On le sait… mais on l’oublie. Or de nos jours l’idéologie woke s’affirme entre autres au travers de la création d’un vocabulaire spécifique qui a envahi aussi bien les médias… que les prétoires. Et c’est pour cela que Sami Biasoni, qui avait déjà publié en 2022 Malaise dans la langue française, a réuni quarante et un intellectuels reconnus – historiens, linguistes, juristes, sociologues, philosophes… – pour évoquer ces « manipulations militantes de la langue ». Dans ce dictionnaire, chaque contributeur a ainsi choisi un mot ou une formule pour en rappeler l’origine et en démontrer l’utilisation biaisée, proposant pour finir au lecteur non seulement une bibliographie qui lui permette d’aller plus loin, mais aussi un substitut ou synonyme dont il lui recommande l’usage pour éviter de se faire piéger.
L’ensemble est une réussite : beaucoup de justesse, beaucoup de culture, et cet humour si absent des textes de la pensée woke – lorsqu’elle tente de s’exprimer autrement qu’en accusant, en stigmatisant ou en insultant. Le lecteur un peu familier des recherches retrouve sans surprise un Pierre-André Taguieff disséquant Antiracisme – le substitut proposé sera « racialisme anti-raciste » ! –, ou un Frédéric Rouvillois démontrant l’imposture de la démocratie participative, « dont on peut se demander, écrit-il, ce qu’elle a de participatif et de démocratique ». L’actualité de notre société est présente quand Chantal Delsol s’interroge sur l’intégration, Vincent Coussedière sur le vivre ensemble ou Anne-Marie Le Pourhiet sur une parité au sujet de laquelle cette juriste reste dubitative – lui préférant comme substitut « quota par sexe » ou « passe-droit sexuel » ! Faut-il céder face au matrimoine (Jean Szlamovicz) et au continuum des violences (Ingrid Riocreux) ? Que se cache-t-il derrière la restitution d’œuvres d’art (Emmanuel Pierrat) ou l’urgence climatique (Ferghane Azihari) ? Comment des termes comme roman national (Dimitri Casali) ou culture (Charles Coutel) sont-ils totalement déformés par rapport à leur sens d’origine ? De la racisation (Pierre Vermeren) au racisme systémique (André Versailles), quelle communautarisation de nos sociétés ? Et, entre masculinisation toxique (Noémie Haliona) et sexisme bienveillant (Samuel Futossi), pourra-t-on-on nier la nécessité de la non mixité (Olivier Vial) et du droit au safe space (Jean Ferrette) ?

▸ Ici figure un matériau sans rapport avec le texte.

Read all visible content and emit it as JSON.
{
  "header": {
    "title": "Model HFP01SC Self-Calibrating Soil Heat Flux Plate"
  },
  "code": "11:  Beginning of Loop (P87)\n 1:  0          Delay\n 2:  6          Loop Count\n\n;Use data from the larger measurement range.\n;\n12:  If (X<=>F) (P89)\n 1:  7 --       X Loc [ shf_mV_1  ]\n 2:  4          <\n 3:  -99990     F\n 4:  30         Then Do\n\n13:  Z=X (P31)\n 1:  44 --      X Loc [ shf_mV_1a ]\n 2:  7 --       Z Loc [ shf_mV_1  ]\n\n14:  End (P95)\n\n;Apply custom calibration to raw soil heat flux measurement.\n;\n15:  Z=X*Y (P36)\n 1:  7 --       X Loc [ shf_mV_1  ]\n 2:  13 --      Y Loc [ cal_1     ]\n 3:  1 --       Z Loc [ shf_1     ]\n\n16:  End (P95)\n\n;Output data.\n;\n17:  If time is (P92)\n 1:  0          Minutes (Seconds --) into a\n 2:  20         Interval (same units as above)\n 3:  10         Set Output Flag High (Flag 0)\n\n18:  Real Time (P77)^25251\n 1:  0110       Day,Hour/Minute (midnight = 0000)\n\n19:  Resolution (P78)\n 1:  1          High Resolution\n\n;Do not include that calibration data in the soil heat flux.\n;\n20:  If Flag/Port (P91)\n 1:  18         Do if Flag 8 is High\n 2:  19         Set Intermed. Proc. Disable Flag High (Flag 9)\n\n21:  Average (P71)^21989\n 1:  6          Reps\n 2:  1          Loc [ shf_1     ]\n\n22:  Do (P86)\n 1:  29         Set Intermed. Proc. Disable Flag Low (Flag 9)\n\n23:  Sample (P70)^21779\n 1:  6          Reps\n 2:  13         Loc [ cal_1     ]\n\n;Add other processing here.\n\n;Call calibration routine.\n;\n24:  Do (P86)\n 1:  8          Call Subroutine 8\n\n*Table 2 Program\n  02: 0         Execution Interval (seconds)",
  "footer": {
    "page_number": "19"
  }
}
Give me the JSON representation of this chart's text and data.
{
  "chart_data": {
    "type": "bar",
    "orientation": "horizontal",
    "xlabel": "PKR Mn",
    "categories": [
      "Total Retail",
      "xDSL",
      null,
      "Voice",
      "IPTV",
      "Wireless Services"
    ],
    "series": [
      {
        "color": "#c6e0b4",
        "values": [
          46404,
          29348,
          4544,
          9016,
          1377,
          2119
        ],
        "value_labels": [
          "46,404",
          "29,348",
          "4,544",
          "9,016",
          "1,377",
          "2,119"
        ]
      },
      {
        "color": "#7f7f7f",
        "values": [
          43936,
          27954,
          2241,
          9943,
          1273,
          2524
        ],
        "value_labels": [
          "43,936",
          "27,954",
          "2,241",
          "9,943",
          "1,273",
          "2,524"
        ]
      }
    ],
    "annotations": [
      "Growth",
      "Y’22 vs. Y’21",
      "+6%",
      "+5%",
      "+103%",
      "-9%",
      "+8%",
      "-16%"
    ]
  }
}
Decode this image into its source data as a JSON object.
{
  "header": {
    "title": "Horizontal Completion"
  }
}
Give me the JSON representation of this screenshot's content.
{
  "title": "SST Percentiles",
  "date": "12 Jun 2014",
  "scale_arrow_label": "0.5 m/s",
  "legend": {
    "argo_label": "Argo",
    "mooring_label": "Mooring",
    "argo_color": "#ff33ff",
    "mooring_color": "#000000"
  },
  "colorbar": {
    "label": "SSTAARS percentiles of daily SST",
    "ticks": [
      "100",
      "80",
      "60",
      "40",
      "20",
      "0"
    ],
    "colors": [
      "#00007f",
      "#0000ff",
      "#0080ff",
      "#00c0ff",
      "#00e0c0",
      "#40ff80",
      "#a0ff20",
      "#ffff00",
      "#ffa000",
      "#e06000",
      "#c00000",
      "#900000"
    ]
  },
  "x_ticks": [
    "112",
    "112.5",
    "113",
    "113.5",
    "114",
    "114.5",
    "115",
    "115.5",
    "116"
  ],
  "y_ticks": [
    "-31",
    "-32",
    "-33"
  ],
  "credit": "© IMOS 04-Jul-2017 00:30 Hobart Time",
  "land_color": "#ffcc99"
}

Au plaisir de lire des textes intelligents et bien écrits s’ajoute la surprise de découvrir que nous avons parfois été nous-mêmes piégés, reprenant par psittacisme des formules qui nous obligent à céder devant l’offensive woke. En nous rappelant combien de précautions doivent être prises devant ces néologismes à finalité politique, ce livre déconstruit… la déconstruction, chassant du courant d’air pur de la réalité les miasmes délétères de cette idéologie. Avouons que cela fait du bien. Un cadeau utile à faire – ou à se faire.